Two distinct phases characterize her oeuvre: from 1955 to 1963, Tofano worked in a more traditional vein, creating utilitarian objects with incised and textured surfaces; thereafter, she became unconcerned with her work's usefulness, instead creating uniquely expressive sculptures from clay. Tofano's ceramics were charged with emotion, sexuality, and humor.

== Exhibitions and awards ==

Tofano was awarded the National Prize for Applied Arts in XIX Official Venezuelan Art Salon (1958) and the gold and silver medals at the International Exhibition of Contemporary Ceramics (in Prague in 1961 and Buenos Aires in 1962).
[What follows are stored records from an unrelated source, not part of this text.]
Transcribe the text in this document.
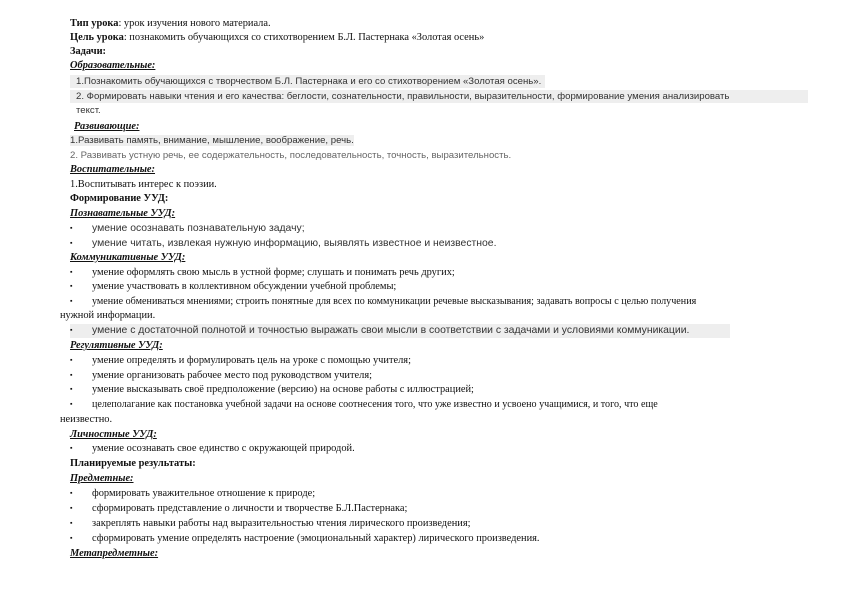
Тип урока: урок изучения нового материала.
Цель урока: познакомить обучающихся со стихотворением Б.Л. Пастернака «Золотая осень»
Задачи:
Образовательные:
1.Познакомить обучающихся с творчеством Б.Л. Пастернака и его со стихотворением «Золотая осень».
2. Формировать навыки чтения и его качества: беглости, сознательности, правильности, выразительности, формирование умения анализировать
текст.
Развивающие:
1.Развивать память, внимание, мышление, воображение, речь.
2. Развивать устную речь, ее содержательность, последовательность, точность, выразительность.
Воспитательные:
1.Воспитывать интерес к поэзии.
Формирование УУД:
Познавательные УУД:
▪	умение осознавать познавательную задачу;
▪	умение читать, извлекая нужную информацию, выявлять известное и неизвестное.
Коммуникативные УУД:
▪	умение оформлять свою мысль в устной форме; слушать и понимать речь других;
▪	умение участвовать в коллективном обсуждении учебной проблемы;
▪	умение обмениваться мнениями; строить понятные для всех по коммуникации речевые высказывания; задавать вопросы с целью получения
нужной информации.
▪	умение с достаточной полнотой и точностью выражать свои мысли в соответствии с задачами и условиями коммуникации.
Регулятивные УУД:
▪	умение определять и формулировать цель на уроке с помощью учителя;
▪	умение организовать рабочее место под руководством учителя;
▪	умение высказывать своё предположение (версию) на основе работы с иллюстрацией;
▪	целеполагание как постановка учебной задачи на основе соотнесения того, что уже известно и усвоено учащимися, и того, что еще
неизвестно.
Личностные УУД:
▪	умение осознавать свое единство с окружающей природой.
Планируемые результаты:
Предметные:
▪	формировать уважительное отношение к природе;
▪	сформировать представление о личности и творчестве Б.Л.Пастернака;
▪	закреплять навыки работы над выразительностью чтения лирического произведения;
▪	сформировать умение определять настроение (эмоциональный характер) лирического произведения.
Метапредметные:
She created series of works for display in exhibitions, such as Los accesorios (The Accessories, 1970) – featuring handbags, shoes, and other feminine items – and Lo que comen los que comen (What People Who Eat Eat, 1973), a feast of ceramic food complete with table, chairs, and diners. She was part of the faculty of the school of architecture and urbanism at the Universidad Central de Venezuela (1959–80). From 1977 until 1987, Tofano refrained from exhibiting her work and focused instead on her writing, and feminist activism undertaken through the women's collective, Miércoles. Her work returned to the public realm in 1987 and 1989, when she exhibited her drawings. Her work was featured in the exhibition Moderno: Design for Living in Brazil, Mexico, and Venezuela. Between 1940 and 1978, her work was featured at the Americas Society, New York City (February 11 – May 16, 2015) and in the exhibition, Radical Women: Latin American Art, 1960–1985 in the Brooklyn Museum in 2018.

In 2022, her work was included in the thematic exhibit A Leaf a Gourd a Shell a Net a Bag a Sling a Sack a Bottle a Pot a Box a Container for the 59th Venice Biennale.

== Writing ==

Tofano wrote extensively as a columnist for the El Nacional newspaper in addition to several books, including Quién inventó la silla (Who Invented the Chair, 1968), Yo misma me presento (I Presented Myself, 1973), and Ni con el pétalo de una rosa (Not with Rose Petals, 1975).

== Bibliography ==
- Barbieri, Nelly. El movimiento cerámico en Venezuela. Caracas: CONAC, 1998.
- Diccionario biográfico de las artes visuales en Venezuela. Caracas: Fundación Galería de Arte Nacional, 2005.
- Moderno: Design for Living in Brazil, Mexico, and Venezuela, 1940–1978. New York: Americas Society, 2015.